Un quart au comex. Le rôle de cet acteur clef de l’entreprise a beaucoup évolué ces dernières années. « Le candidat doit être opérationnel, à l’écoute des clients internes et à même de proposer des solutions », résume Emeric Lepoutre, qui a fondé en 2015 le cabinet Emeric Lepoutre & Partners, dédié au recrutement de dirigeants, d’administrateurs et de professionnels du monde juridique, après avoir dirigé des cabinets internationaux et exercé dix ans comme avocat. « Avant, le directeur juridique était une activité de support au business. Aujourd’hui, il est intégré au sein du comité exécutif. Un quart des DJ sont membres des comités exécutifs des sociétés cotées, alors qu’aux Etats-Unis, tous les « general counsels » sont membres du comité exécutif et rapportent automatiquement au CEO. Ils sont impliqués très en amont dans la stratégie de l’entreprise. »

Atouts du bilinguisme et du multiculturalisme
Le candidat type s’est aussi rajeuni. « Désormais, on remplace un directeur juridique qui part à la retraite par un quadra, homme ou femme, exposé à un environnement international, qui parle l’anglais et qui comprend les particularités du business dans lequel il évolue », note Emeric Lepoutre. Seules exceptions : la compliance et la gouvernance où l’expérience est plutôt un atout. « Depuis la crise et les scandales Enron et Siemens, les compliance officers et les secrétaires du conseil expérimentés ont le vent en poupe, et pour eux, l’âge n’est pas un sujet. »
A l’instar d’Airbus, AXA, Essilor ou encore Chanel, les groupes internationaux recherchent de plus en plus de directeurs juridiques non français qui ont fait une grande partie de leur carrière en France. « Ils présentent l’avantage d’être complètement bilingues et même multiculturels. Ils correspondent à la dimension globale de ces groupes », décrypte Caroline Oulié.
Les avocats, en revanche, même les plus doués dans leur secteur, ne peuvent pas prétendre d’emblée à cette fonction clef. « 10 % des directeurs juridiques du CAC 40 proviennent directement du barreau parisien ou anglo-saxon », indique Emeric Lepoutre, qui a souvent été missionné par des entreprises du CAC 40 pour dégoter leurs futures pépites. Car pour être parachuté à ce poste de direction, il faut avoir fait ses preuves dans l’entreprise, autrement dit su s’y adapter, donc« avoir exercé son métier entre sept et dix ans et travaillé environ cinq ans dans une direction juridique ».

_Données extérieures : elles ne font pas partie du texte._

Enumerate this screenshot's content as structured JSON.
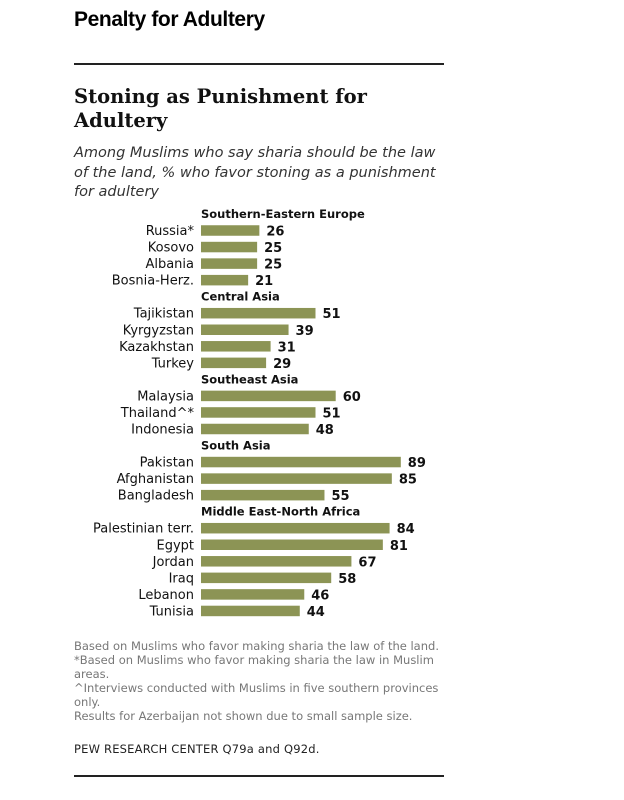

Des prétentions à recadrer. Du côté du barreau d’affaires, le recrutement d’associés est un marché en mouvement. Selon le baromètre Day One des mouvements d’avocats associés, 2015 a enregistré 220 mouvements d’associés, soit une hausse de 5 % par rapport à 2014. Le recours à un chasseur est bien souvent indispensable. « Cela permet d’approcher des personnes très ciblées, qui ne sont pas en recherche active, et aussi de préserver la confidentialité de la démarche. C’est une vraie relation de confiance « intuitu personae » qui se crée entre le recruteur et le chasseur qui doit comprendre tous les détails du profil recherché et savoir promouvoir la marque du cabinet », témoigne Amélie Pironneau, directrice des ressources humaines chez Gide.
Le chasseur est aussi là pour orienter son client, voire recadrer ses prétentions. Passé l’étape du prérequis, à savoir l’expertise dans le domaine concerné, « un bon recrutement répond à trois objectifs : la vision commune du métier entre le candidat et le cabinet recruteur, les synergies possibles et les compatibilités humaines et culturelles », résume Anne Bassi, qui a fondé l’agence de conseil en communication et en ressources humaines Sachinka après avoir exercé pendant dix ans comme avocat fiscaliste. Il reste que, observe la consultante, « la demande est parfois irréaliste au regard du positionnement du cabinet, de son image et du marché. De nombreuses structures recherchent un associé qui réalise plusieurs millions d’euros de chiffre d’affaires, or leur demande n’est pas toujours cohérente au regard de leurs besoins et des équilibres financiers en place. Peu de candidats affichent un chiffre d’affaires totalement portable de plusieurs millions d’euros ».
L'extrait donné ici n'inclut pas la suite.